The CDC was pleased with Celerant's initial work and wanted the company to go ahead and implement its overhaul plan, at a cost of $10 million. Although the first contract had ended, Seligman said CDC let Celerant continue working and incurring costs while the agency sought NIH approval to again link to the IT contract.

Celerant worked without a contract in place for three months, Kotch said.

Yukins, the government contract law expert, said: 'The federal government takes work done without a contract very seriously. ... It's a violation of federal law, [and] technically speaking it is a criminal violation of law.' While prosecutions are rare, he said, it is a very serious matter.

In April 2004, an anonymous letter arrived at the U.S. Department of Health and Human Services, the parent agency of both the CDC and the NIH, alleging improprieties in the Celerant contracting process. Gimson said that when HHS notified him of the letter, he immediately sent a memo to HHS asking that it conduct an independent inquiry.

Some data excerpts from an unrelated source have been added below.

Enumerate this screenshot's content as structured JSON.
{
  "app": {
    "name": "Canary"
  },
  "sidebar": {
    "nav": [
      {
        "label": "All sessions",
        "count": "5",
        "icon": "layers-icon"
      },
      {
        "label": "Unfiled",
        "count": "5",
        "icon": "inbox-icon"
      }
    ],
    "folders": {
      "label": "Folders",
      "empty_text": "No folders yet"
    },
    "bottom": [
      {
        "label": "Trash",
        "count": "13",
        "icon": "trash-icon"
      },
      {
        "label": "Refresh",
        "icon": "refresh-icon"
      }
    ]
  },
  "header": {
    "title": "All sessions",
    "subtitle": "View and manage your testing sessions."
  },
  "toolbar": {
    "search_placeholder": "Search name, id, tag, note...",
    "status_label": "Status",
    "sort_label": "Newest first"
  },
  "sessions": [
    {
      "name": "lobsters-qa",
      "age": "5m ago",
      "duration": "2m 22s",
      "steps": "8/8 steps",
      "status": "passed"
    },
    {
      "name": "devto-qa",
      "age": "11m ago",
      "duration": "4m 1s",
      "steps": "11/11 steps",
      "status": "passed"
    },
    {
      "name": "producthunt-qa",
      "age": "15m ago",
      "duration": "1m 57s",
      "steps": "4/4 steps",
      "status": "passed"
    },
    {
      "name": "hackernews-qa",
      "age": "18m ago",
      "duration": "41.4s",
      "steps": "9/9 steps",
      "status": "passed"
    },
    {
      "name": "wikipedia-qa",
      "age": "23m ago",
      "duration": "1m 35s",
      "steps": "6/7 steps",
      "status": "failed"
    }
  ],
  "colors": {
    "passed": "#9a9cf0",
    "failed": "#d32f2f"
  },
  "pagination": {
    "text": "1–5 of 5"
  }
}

By July 2004, HHS officials were sufficiently concerned about the appropriateness of the contract that they issued a formal stop-work order. HHS officials would not grant interviews on the matter.

In September 2004, the CDC said HHS officials allowed the Celerant contract to be reinstated, but required the CDC to take over managing it. They also required the CDC to renegotiate the terms, which resulted in Celerant reducing its costs by $500,000, to $9.5 million. And the CDC set the effective date back to cover the February-May period when Celerant was working without a contract, the agency said.

A CDC public relations risk-management analysis obtained by The Atlanta Journal-Constitution identified several 'threats' to the agency, including 'significant procurement mistakes' and an 'inappropriately backdated' contract document.

The circumstances described in that risk analysis — which CDC officials now seek to discredit as merely 'conjecture' — raise questions about serious and potentially criminal violations of federal procurement law, according to government contract experts.
We have posted before about CDC management here. In that post, we noted that the agency was paying CDC managers, especially those within the Director's office, large bonuses in comparison to those paid to health care professionals at the agency. The rationale was the need for "management transformation" at the agency, and then to retain the top quality managers hired with that goal in mind.

However, the current case suggests that CDC managers at best seemed to be putting expediency and personal relationships ahead of careful business practices. Was this the sort of management transformation meant above? Now tell me again why it is so important we put managers and bureaucrats, rather than health care professionals, in charge of health care organizations?